Se não é razoável esperar que haja unissonância de uma universidade em temas controversos, é frustrante verificar casos de insuficiente aderência a padrões básicos de conduta inscritos em códigos de ética aprovados de forma equissonante pelos órgãos deliberativos superiores. O da USP, por exemplo, preceitua comportamentos essenciais à manutenção de um ambiente de convivência conducente à realização dos objetivos de uma universidade sustentada por impostos pagos pela população do Estado. Regula a sonoridade do ambiente pela disposição de garantia do “intercâmbio de ideias e opiniões sem preconceitos ou discriminações entre as partes envolvidas”, assim como “o direito à liberdade de expressão dentro de normas de civilidade e sem quaisquer formas de desrespeito”.
Comportamento ético não é idêntico a ser silente em qualquer circunstância. A Universidade “tem lado”. De fato, o referido código estabelece situações em que, mantido o princípio da não adoção de posições de natureza partidária, a voz coletiva da Universidade deve se fazer ouvir em alto e bom som: “A Universidade deve sempre agir e se manifestar a favor da defesa e da promoção dos direitos humanos, aí incluídos os direitos individuais e liberdades públicas, os direitos sociais, econômicos e culturais e os direitos da humanidade”. Exemplo recente dessa manifestação foi o ato público em defesa da democracia organizado pelo Reitoria e a Faculdade de Direito no dia 9 de janeiro de 2023 no Largo São Francisco, no centro de São Paulo. O ato foi uma reação à ação de golpistas que, no dia anterior, haviam vandalizado o Palácio do Planalto, o Congresso Nacional e o Supremo Tribunal Federal.
Mais além de se expressar vocalmente nas situações apontadas, prescreve o código que todos os membros da Universidade devem “prestar colaboração ao Estado e à sociedade no esclarecimento e na busca e encaminhamento de soluções em questões relacionadas com o bem-estar do ser humano e com o desenvolvimento cultural, social e econômico”. A universidade pública tem uma posição singularmente propícia a esse mister, uma vez que é parte integrante tanto do Estado (como entidade pública que é) como da sociedade (como instituição universitária que é). Qual a sonância da universidade que facilita a colaboração pretendida?
Parece razoável pressupor que parcela importante da sociedade ampla está em busca de formas de superar dificuldades e traumas ecológicos, políticos, econômicos, sociais, psicológicos e espirituais, que a afetam nos níveis individual e coletivo. Para tanto, pessoas e comunidades mobilizam recursos diversos, inclusive os simbólicos, que possam contribuir para a sua reconstrução. Um expediente que é evocado cada vez mais nesses contextos é o apelo à noção de resiliência. Conceito inicialmente restrito à física, trata-se da propriedade de um material retornar à forma ou posição original depois de cessar a tensão incidente sobre ele.

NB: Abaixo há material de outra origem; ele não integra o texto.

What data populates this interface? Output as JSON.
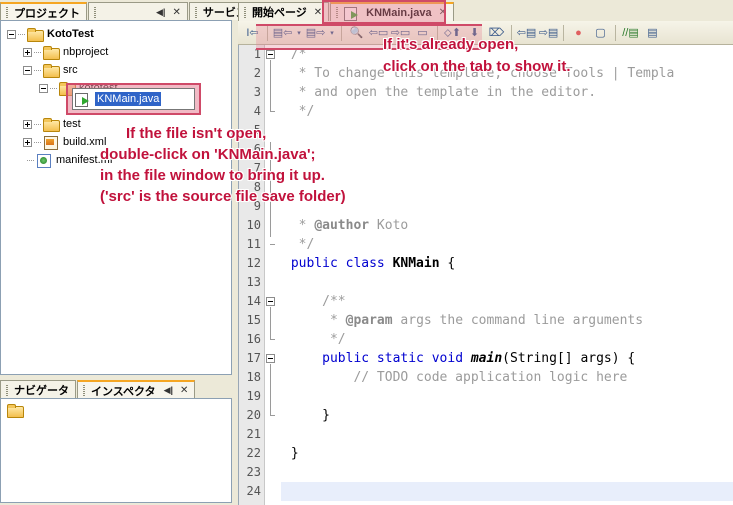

Essa imagem é inspiradora, mas precisa ser tomada com reservas quando aplicada a pessoas ou a coletividades. A primeira é a viabilidade de retornar ao estado original, uma vez que, pela extensão do trauma e/ou pelo tempo decorrido, esse regresso pode não mais ser possível. E cabe também ponderar se vale a pena buscar voltar à condição inicial. No exemplo clássico do Holocausto, numerosos sobreviventes dos campos de extermínio que buscaram retornar às suas residências nas cidades de origem encontraram, ao invés de acolhimento e apoio à reconstrução de suas vidas, uma reação revoltosa (e revoltante) dos moradores locais que haviam tomado posse delas, na crença de que os moradores legítimos tinham sido obliterados. É ainda mais surpreendente que reações dessa natureza tenham ocorrido também em nações que foram vítimas do expansionismo alemão, como evidencia o pogrom havido na cidade polonesa de Kielce em 4 de julho de 1946, um ano apenas após o final da Segunda Guerra Mundial.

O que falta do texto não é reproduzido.